Massimilano Latorre e Salvatore Girone dopo l'interrogatorio del 20 marzo al Tribunale militare di Roma, dove sono indagati per "violata consegna"

“Mi dimetto in disaccordo con la decisione di rimandare i marò in India. Le riserve da me espresse non hanno prodotto alcun effetto e la decisione è stata un’altra. la mia voce è rimasta inascoltata”. Con queste parole il ministro degli Esteri Giulio Terzi ha riferito al Parlamento le sue immediate dimissioni. “Ho aspettato di farlo qui per esprimere pubblicamente questa mia posizione: non posso più far parte di questo governo”, ha detto Terzi.

“Saluto con un sentimento di profonda partecipazione e ammirazione i marò Latorre e Girone. Ancora ieri le loro parole hanno dato uno straordinario esempio di attaccamento alla patria”, ha continuato l’ormai ex ministro degli Esteri. Loro, i marò, non danno la colpa a nessuno, ma chiedono che si trovi per loro una via d’uscita. E alla vigilia dell’audizione al Senato sul caso diplomatico tra l’India e l’Italia che li vede coinvolti in prima persona, era arrivato l’appello di Massimilano Latorre alle forze politiche. In una mail, mandata al giornalista di Mediaset Toni Capuozzo, il militare aveva scritto: “Unite le forze e risolvete questa tragedia”.

L’11 marzo la Farnesina ha fatto sapere, in un comunicato, che i due militari, rientrati in Italia con una licenza per votare, non sarebbero tornati in India. Massimiliano Latorre e Salvatore Girone erano stati trattenuti dalle autorità indiane per più di un anno per aver ucciso due pescatori al largo di Kerala, mentre si trovavano in una missione antipirateria a bordo della petroliera Enrica Lexie. In risposta, la Corte Suprema indiana aveva bloccato l’ambasciatore italiano a New Delhi, Daniele Mancini, togliendogli l’immunità diplomatica. L’Italia si è trovata di fronte all’aut aut indiano: i marò devono tornare in India entrò il 22 marzo, altrimenti nessuna garanzia per la parte italiana. La sera del 21 marzo il governo italiano ha fatto il dietrofront, rispedendo i fucilieri italiani in India.
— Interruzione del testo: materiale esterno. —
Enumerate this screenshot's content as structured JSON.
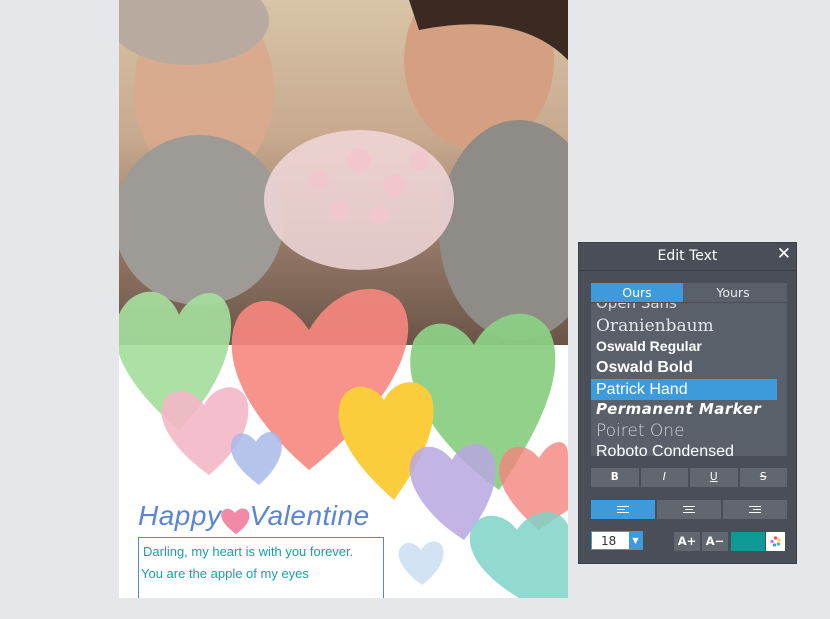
{
  "card": {
    "greeting_left": "Happy",
    "greeting_right": "Valentine",
    "message_line1": "Darling, my heart is with you forever.",
    "message_line2": "You are the apple of my eyes"
  },
  "panel": {
    "title": "Edit Text",
    "close_icon": "close-icon",
    "tabs": [
      {
        "label": "Ours",
        "active": true
      },
      {
        "label": "Yours",
        "active": false
      }
    ],
    "fonts": [
      {
        "label": "Open Sans"
      },
      {
        "label": "Oranienbaum"
      },
      {
        "label": "Oswald Regular"
      },
      {
        "label": "Oswald Bold"
      },
      {
        "label": "Patrick Hand",
        "selected": true
      },
      {
        "label": "Permanent Marker"
      },
      {
        "label": "Poiret One"
      },
      {
        "label": "Roboto Condensed"
      }
    ],
    "style_buttons": {
      "bold": "B",
      "italic": "I",
      "underline": "U",
      "strike": "S"
    },
    "font_size": "18",
    "size_up_label": "A+",
    "size_down_label": "A−",
    "text_color": "#0e9a95",
    "accent_color": "#3d9bdc"
  }
}
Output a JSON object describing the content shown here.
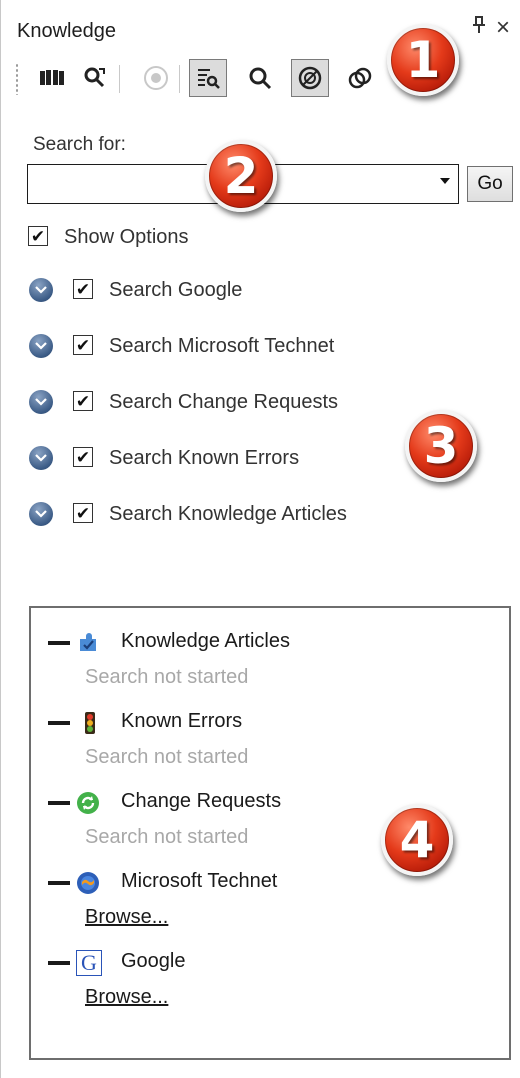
{
  "panel": {
    "title": "Knowledge",
    "pin_glyph": "⊥",
    "close_glyph": "×"
  },
  "toolbar": {
    "buttons": [
      {
        "icon": "book-icon",
        "pressed": false
      },
      {
        "icon": "search-refresh-icon",
        "pressed": false
      },
      {
        "icon": "stop-icon",
        "pressed": false
      },
      {
        "icon": "document-search-icon",
        "pressed": true
      },
      {
        "icon": "magnifier-icon",
        "pressed": false
      },
      {
        "icon": "link-circles-pressed-icon",
        "pressed": true
      },
      {
        "icon": "link-circles-icon",
        "pressed": false
      }
    ]
  },
  "search": {
    "label": "Search for:",
    "value": "",
    "go_label": "Go",
    "show_options_label": "Show Options",
    "show_options_checked": true
  },
  "options": [
    {
      "label": "Search Google",
      "checked": true
    },
    {
      "label": "Search Microsoft Technet",
      "checked": true
    },
    {
      "label": "Search Change Requests",
      "checked": true
    },
    {
      "label": "Search Known Errors",
      "checked": true
    },
    {
      "label": "Search Knowledge Articles",
      "checked": true
    }
  ],
  "results": [
    {
      "title": "Knowledge Articles",
      "status": "Search not started",
      "icon": "knowledge-articles-icon"
    },
    {
      "title": "Known Errors",
      "status": "Search not started",
      "icon": "traffic-light-icon"
    },
    {
      "title": "Change Requests",
      "status": "Search not started",
      "icon": "change-requests-icon"
    },
    {
      "title": "Microsoft Technet",
      "link": "Browse...",
      "icon": "technet-icon"
    },
    {
      "title": "Google",
      "link": "Browse...",
      "icon": "google-icon",
      "icon_letter": "G"
    }
  ],
  "badges": [
    "1",
    "2",
    "3",
    "4"
  ],
  "colors": {
    "badge_red": "#e43a1a",
    "chevron_blue": "#3b5b86",
    "status_gray": "#a8a8a8"
  }
}
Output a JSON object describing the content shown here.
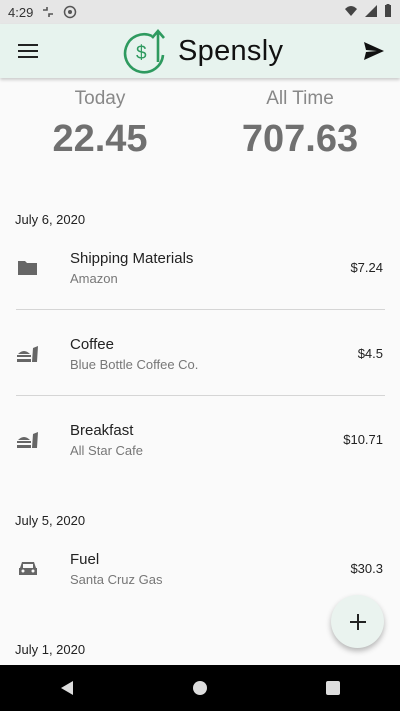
{
  "status_bar": {
    "time": "4:29"
  },
  "app_bar": {
    "brand": "Spensly"
  },
  "summary": {
    "today_label": "Today",
    "today_value": "22.45",
    "all_time_label": "All Time",
    "all_time_value": "707.63"
  },
  "groups": [
    {
      "date": "July 6, 2020",
      "items": [
        {
          "title": "Shipping Materials",
          "subtitle": "Amazon",
          "amount": "$7.24",
          "icon": "folder-icon"
        },
        {
          "title": "Coffee",
          "subtitle": "Blue Bottle Coffee Co.",
          "amount": "$4.5",
          "icon": "food-icon"
        },
        {
          "title": "Breakfast",
          "subtitle": "All Star Cafe",
          "amount": "$10.71",
          "icon": "food-icon"
        }
      ]
    },
    {
      "date": "July 5, 2020",
      "items": [
        {
          "title": "Fuel",
          "subtitle": "Santa Cruz Gas",
          "amount": "$30.3",
          "icon": "car-icon"
        }
      ]
    },
    {
      "date": "July 1, 2020",
      "items": []
    }
  ],
  "colors": {
    "app_bar_bg": "#e7f3ee",
    "logo_green": "#2e9a5f",
    "summary_value": "#707070"
  }
}
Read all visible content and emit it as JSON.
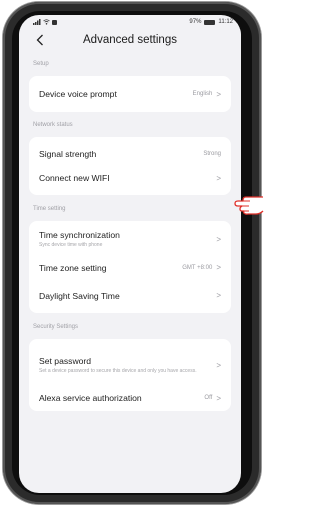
{
  "statusbar": {
    "left_icons": [
      "signal-icon",
      "wifi-icon",
      "notification-icon"
    ],
    "battery_text": "97%",
    "time": "11:12"
  },
  "nav": {
    "title": "Advanced settings",
    "back_icon": "chevron-left-icon"
  },
  "sections": {
    "setup": {
      "title": "Setup",
      "device_voice_prompt": {
        "label": "Device voice prompt",
        "value": "English"
      }
    },
    "network": {
      "title": "Network status",
      "signal_strength": {
        "label": "Signal strength",
        "value": "Strong"
      },
      "connect_new_wifi": {
        "label": "Connect new WIFI"
      }
    },
    "time": {
      "title": "Time setting",
      "time_sync": {
        "label": "Time synchronization",
        "sub": "Sync device time with phone"
      },
      "time_zone": {
        "label": "Time zone setting",
        "value": "GMT +8:00"
      },
      "daylight": {
        "label": "Daylight Saving Time"
      }
    },
    "security": {
      "title": "Security Settings",
      "set_password": {
        "label": "Set password",
        "sub": "Set a device password to secure this device and only you have access."
      },
      "alexa": {
        "label": "Alexa service authorization",
        "value": "Off"
      }
    }
  },
  "chevron": ">",
  "pointer_icon": "hand-pointer-icon",
  "colors": {
    "background": "#f2f2f5",
    "card": "#ffffff",
    "pointer": "#e0302a"
  }
}
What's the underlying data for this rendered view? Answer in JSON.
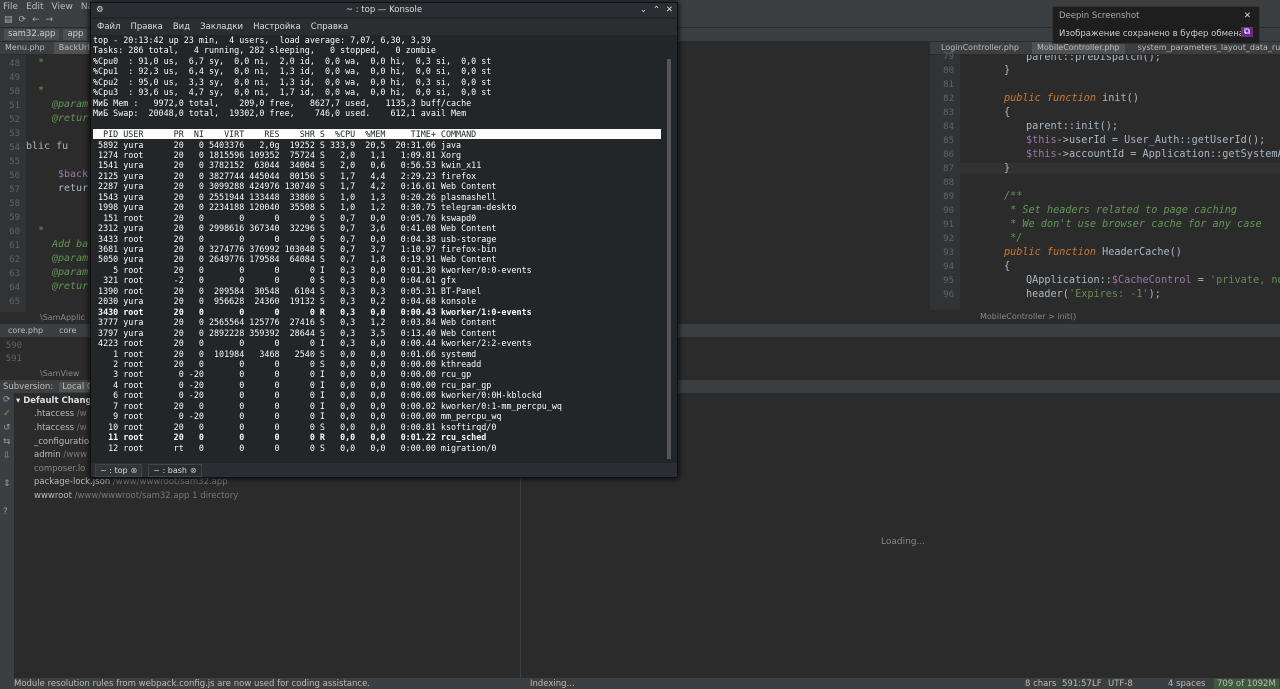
{
  "ide": {
    "menu": [
      "File",
      "Edit",
      "View",
      "Navig"
    ],
    "breadcrumb": [
      "sam32.app",
      "app",
      "m"
    ],
    "left_tabs": [
      "Menu.php",
      "BackUrl"
    ],
    "right_tabs": [
      "LoginController.php",
      "MobileController.php",
      "system_parameters_layout_data_ru.p"
    ],
    "left_lines": [
      "48",
      "49",
      "50",
      "51",
      "52",
      "53",
      "54",
      "55",
      "56",
      "57",
      "58",
      "59",
      "60",
      "61",
      "62",
      "63",
      "64",
      "65"
    ],
    "left_code": [
      "*",
      "",
      "*",
      "@param",
      "@retur",
      "",
      "blic fu",
      "",
      "$back",
      "retur",
      "",
      "",
      "*",
      "Add ba",
      "@param",
      "@param",
      "@retur",
      ""
    ],
    "right_lines": [
      "79",
      "80",
      "81",
      "82",
      "83",
      "84",
      "85",
      "86",
      "87",
      "88",
      "89",
      "90",
      "91",
      "92",
      "93",
      "94",
      "95",
      "96"
    ],
    "notification": {
      "title": "Deepin Screenshot",
      "message": "Изображение сохранено в буфер обмена"
    },
    "mid_tabs": [
      "core.php",
      "core"
    ],
    "mid_breadcrumb_left": "\\SamApplic",
    "mid_breadcrumb_right": "MobileController  > init()",
    "lower_lines": [
      "590",
      "591"
    ],
    "vcs": {
      "label": "Subversion:",
      "tab": "Local Cha",
      "default_changelist": "Default Changel",
      "items": [
        {
          "name": ".htaccess",
          "path": "/w"
        },
        {
          "name": ".htaccess",
          "path": "/w"
        },
        {
          "name": "_configuratio",
          "path": ""
        },
        {
          "name": "admin",
          "path": "/www"
        },
        {
          "name": "composer.lo",
          "path": ""
        },
        {
          "name": "package-lock.json",
          "path": "/www/wwwroot/sam32.app"
        },
        {
          "name": "wwwroot",
          "path": "/www/wwwroot/sam32.app  1 directory"
        }
      ],
      "samview": "\\SamView"
    },
    "loading": "Loading...",
    "status_left": "Module resolution rules from webpack.config.js are now used for coding assistance.",
    "status_indexing": "Indexing...",
    "status_right": [
      "8 chars",
      "591:57",
      "LF",
      "UTF-8",
      "4 spaces",
      "709 of 1092M"
    ]
  },
  "konsole": {
    "title": "~ : top — Konsole",
    "menu": [
      "Файл",
      "Правка",
      "Вид",
      "Закладки",
      "Настройка",
      "Справка"
    ],
    "tabs": [
      "~ : top",
      "~ : bash"
    ],
    "summary": [
      "top - 20:13:42 up 23 min,  4 users,  load average: 7,07, 6,30, 3,39",
      "Tasks: 286 total,   4 running, 282 sleeping,   0 stopped,   0 zombie",
      "%Cpu0  : 91,0 us,  6,7 sy,  0,0 ni,  2,0 id,  0,0 wa,  0,0 hi,  0,3 si,  0,0 st",
      "%Cpu1  : 92,3 us,  6,4 sy,  0,0 ni,  1,3 id,  0,0 wa,  0,0 hi,  0,0 si,  0,0 st",
      "%Cpu2  : 95,0 us,  3,3 sy,  0,0 ni,  1,3 id,  0,0 wa,  0,0 hi,  0,3 si,  0,0 st",
      "%Cpu3  : 93,6 us,  4,7 sy,  0,0 ni,  1,7 id,  0,0 wa,  0,0 hi,  0,0 si,  0,0 st",
      "МиБ Mem :   9972,0 total,    209,0 free,   8627,7 used,   1135,3 buff/cache",
      "МиБ Swap:  20048,0 total,  19302,0 free,    746,0 used.    612,1 avail Mem"
    ],
    "header": "  PID USER      PR  NI    VIRT    RES    SHR S  %CPU  %MEM     TIME+ COMMAND",
    "processes": [
      {
        "line": " 5892 yura      20   0 5403376   2,0g  19252 S 333,9  20,5  20:31.06 java",
        "bold": false
      },
      {
        "line": " 1274 root      20   0 1815596 109352  75724 S   2,0   1,1   1:09.81 Xorg",
        "bold": false
      },
      {
        "line": " 1541 yura      20   0 3782152  63044  34004 S   2,0   0,6   0:56.53 kwin_x11",
        "bold": false
      },
      {
        "line": " 2125 yura      20   0 3827744 445044  80156 S   1,7   4,4   2:29.23 firefox",
        "bold": false
      },
      {
        "line": " 2287 yura      20   0 3099288 424976 130740 S   1,7   4,2   0:16.61 Web Content",
        "bold": false
      },
      {
        "line": " 1543 yura      20   0 2551944 133448  33860 S   1,0   1,3   0:20.26 plasmashell",
        "bold": false
      },
      {
        "line": " 1998 yura      20   0 2234188 120040  35508 S   1,0   1,2   0:30.75 telegram-deskto",
        "bold": false
      },
      {
        "line": "  151 root      20   0       0      0      0 S   0,7   0,0   0:05.76 kswapd0",
        "bold": false
      },
      {
        "line": " 2312 yura      20   0 2998616 367340  32296 S   0,7   3,6   0:41.08 Web Content",
        "bold": false
      },
      {
        "line": " 3433 root      20   0       0      0      0 S   0,7   0,0   0:04.38 usb-storage",
        "bold": false
      },
      {
        "line": " 3681 yura      20   0 3274776 376992 103048 S   0,7   3,7   1:10.97 firefox-bin",
        "bold": false
      },
      {
        "line": " 5050 yura      20   0 2649776 179584  64084 S   0,7   1,8   0:19.91 Web Content",
        "bold": false
      },
      {
        "line": "    5 root      20   0       0      0      0 I   0,3   0,0   0:01.30 kworker/0:0-events",
        "bold": false
      },
      {
        "line": "  321 root      -2   0       0      0      0 S   0,3   0,0   0:04.61 gfx",
        "bold": false
      },
      {
        "line": " 1390 root      20   0  209584  30548   6104 S   0,3   0,3   0:05.31 BT-Panel",
        "bold": false
      },
      {
        "line": " 2030 yura      20   0  956628  24360  19132 S   0,3   0,2   0:04.68 konsole",
        "bold": false
      },
      {
        "line": " 3430 root      20   0       0      0      0 R   0,3   0,0   0:00.43 kworker/1:0-events",
        "bold": true
      },
      {
        "line": " 3777 yura      20   0 2565564 125776  27416 S   0,3   1,2   0:03.84 Web Content",
        "bold": false
      },
      {
        "line": " 3797 yura      20   0 2892228 359392  28644 S   0,3   3,5   0:13.40 Web Content",
        "bold": false
      },
      {
        "line": " 4223 root      20   0       0      0      0 I   0,3   0,0   0:00.44 kworker/2:2-events",
        "bold": false
      },
      {
        "line": "    1 root      20   0  101984   3468   2540 S   0,0   0,0   0:01.66 systemd",
        "bold": false
      },
      {
        "line": "    2 root      20   0       0      0      0 S   0,0   0,0   0:00.00 kthreadd",
        "bold": false
      },
      {
        "line": "    3 root       0 -20       0      0      0 I   0,0   0,0   0:00.00 rcu_gp",
        "bold": false
      },
      {
        "line": "    4 root       0 -20       0      0      0 I   0,0   0,0   0:00.00 rcu_par_gp",
        "bold": false
      },
      {
        "line": "    6 root       0 -20       0      0      0 I   0,0   0,0   0:00.00 kworker/0:0H-kblockd",
        "bold": false
      },
      {
        "line": "    7 root      20   0       0      0      0 I   0,0   0,0   0:00.02 kworker/0:1-mm_percpu_wq",
        "bold": false
      },
      {
        "line": "    9 root       0 -20       0      0      0 I   0,0   0,0   0:00.00 mm_percpu_wq",
        "bold": false
      },
      {
        "line": "   10 root      20   0       0      0      0 S   0,0   0,0   0:00.81 ksoftirqd/0",
        "bold": false
      },
      {
        "line": "   11 root      20   0       0      0      0 R   0,0   0,0   0:01.22 rcu_sched",
        "bold": true
      },
      {
        "line": "   12 root      rt   0       0      0      0 S   0,0   0,0   0:00.00 migration/0",
        "bold": false
      }
    ]
  }
}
La decisione è nata a seguito di un lungo incontro tra i due militari con il presidente del Consiglio Mario Monti, insieme al ministro della Difesa Giampaolo Di Paola e al sottosegretario agli Esteri Staffan de Mistura.

Attualmente Latorre e Girone si trovano nell’Ambasciata italiana a New Delhi, dove prestano servizio nell’ufficio dell’addetto militare. A esaminare la vicenda dei marò sarà il tribunale “ad hoc” che sarà costituito nella città indiana. Però, secondo quanto emerge dal Codice di procedura penale indiano, il tribunale, presieduto dal magistrato metropolitano, non ha nei suoi poteri la possibilità di condannare a morte un imputato. Ieri l’inviato speciale della Farnesina per la vicenda dei marò, Staffan de Mistura, ha lasciato New Delhi per rientrare a Roma, al termine di quattro intensi giorni di contatti diplomatici. Ma tornerà già la settimana prossima “per mantenere fluido il dialogo con le autorità locali”.